U.S. Diplomacy a Success, Says Glassman

Contrary to the widespread belief that the United States is in increasingly unpopular around the world, “Support of America is rising, and support of Muslim extremism is falling,” declared James K. Glassman, undersecretary of state for public diplomacy and public affairs, at a Oct. 3 Club Luncheon.

And despite criticism of the nation’s diplomatic efforts, he insisted, “America has public diplomacy that we can be proud of. Public diplomacy is succeeding.”

The former editor-in-chief of Roll Call, publisher of The New Republic and president of The Atlantic Monthly described how the nation’s public diplomacy, after being cut back in the 1990s, has been overhauled in recent years.

“There now is a consensus,” he said, “that ideas are more important than bullets.”

Pointing out that the nation’s core task is not necessarily to sell “the U.S. brand,” but to “isolate the threat of extremism,” he said that al-Queda, partly through its own overreaching, “is dramatically losing support.”

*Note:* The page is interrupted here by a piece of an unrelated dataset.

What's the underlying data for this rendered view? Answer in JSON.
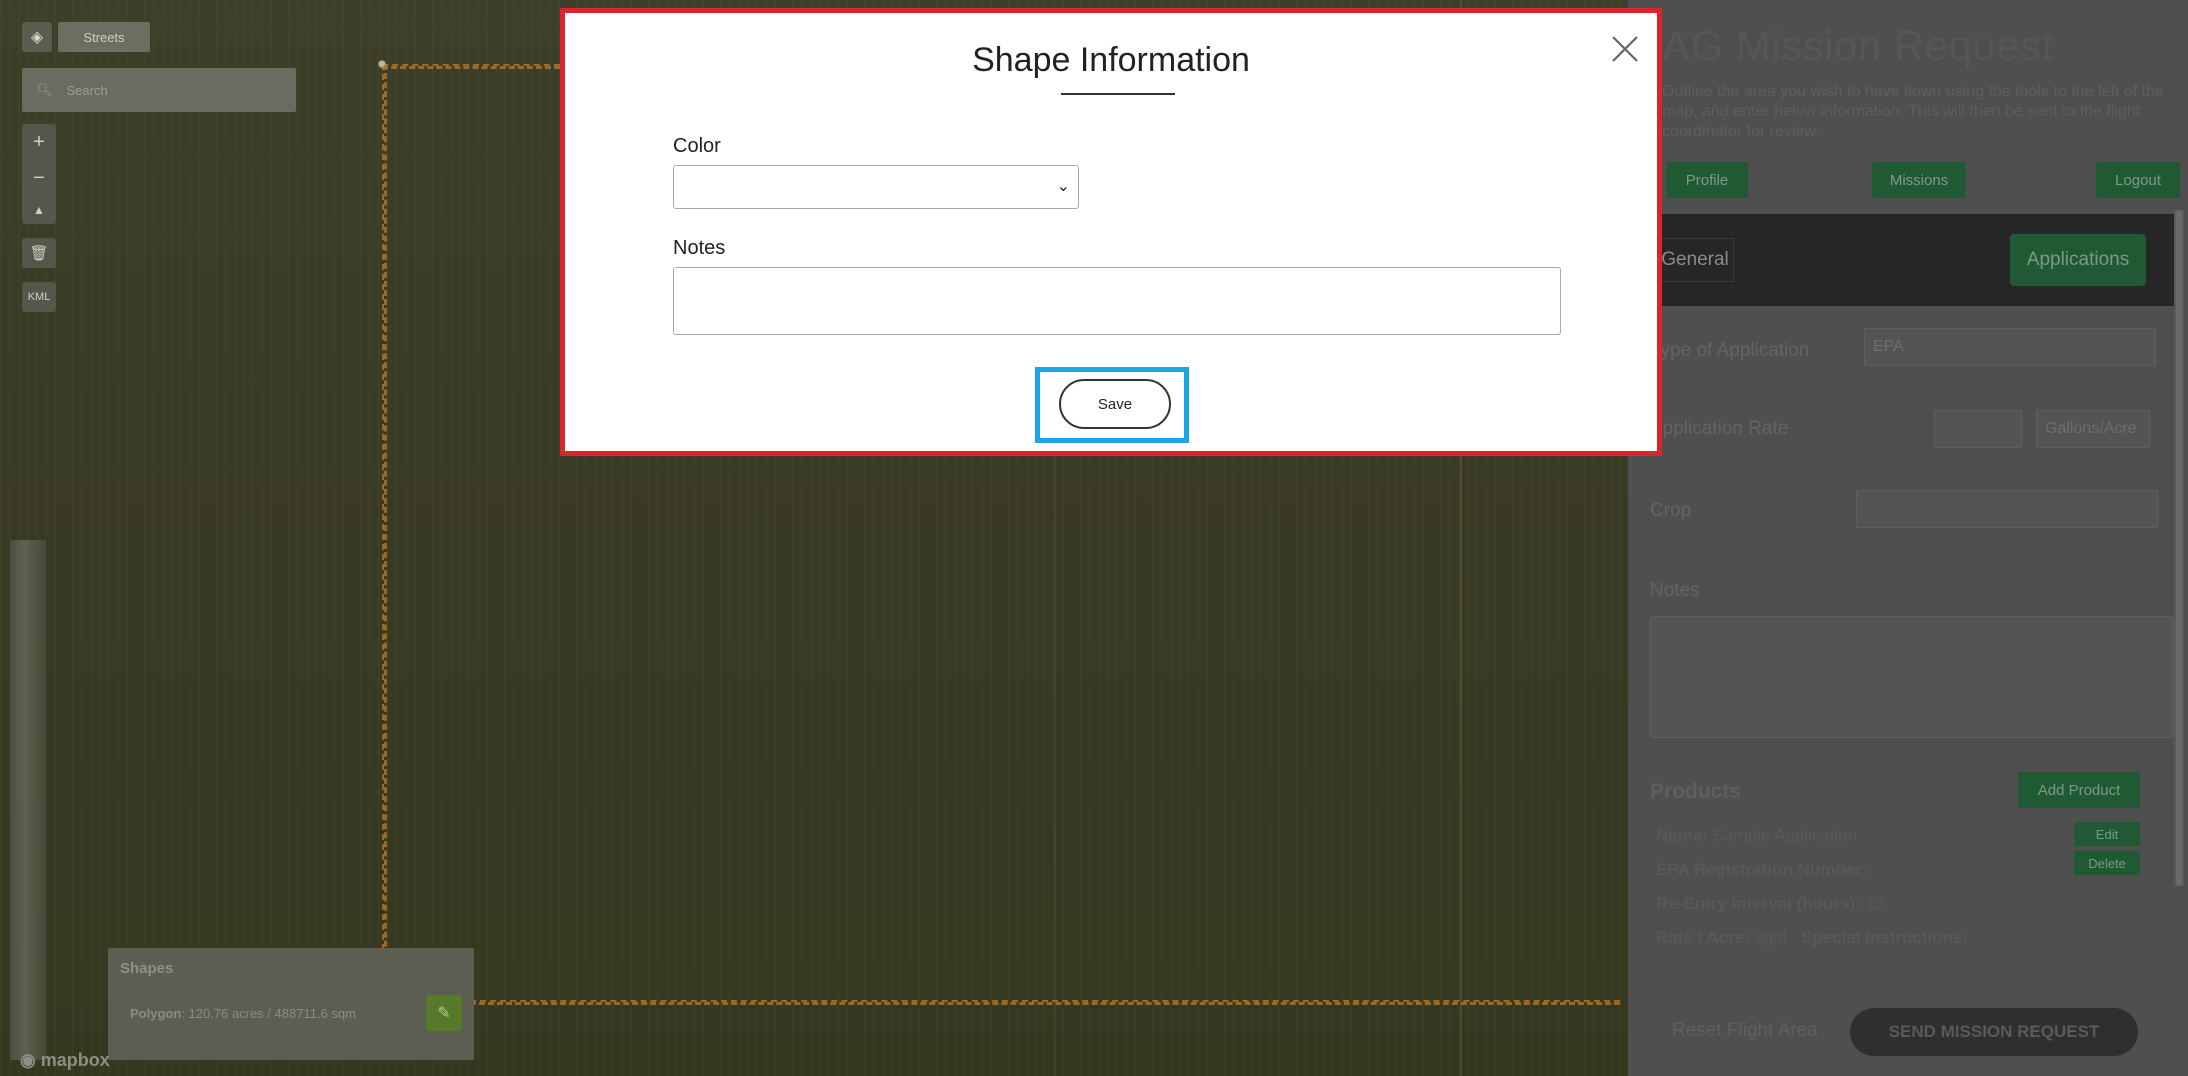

Four months into his job after serving as a senior fellow at the Ameican Enterprise Institute, Glassman said in answer to a question that the current U.S. election campaign “is a tremendous boost to America’s diplomacy” by putting democracy on display. “Whoever is elected,” -- Sen. Barack Obama or Sen. John McCain – “will excite the world,” he predicted.

In response to a question on the world financial crisis, Glassman, a former investment columnist for The Washington Post, noted that “there is a tendency in the world to blame the United States for everything,” but that policies of other nations are at fault, too. “One thing I know,” he said, “is that the U.S. economy is very resilient. It will rebound.”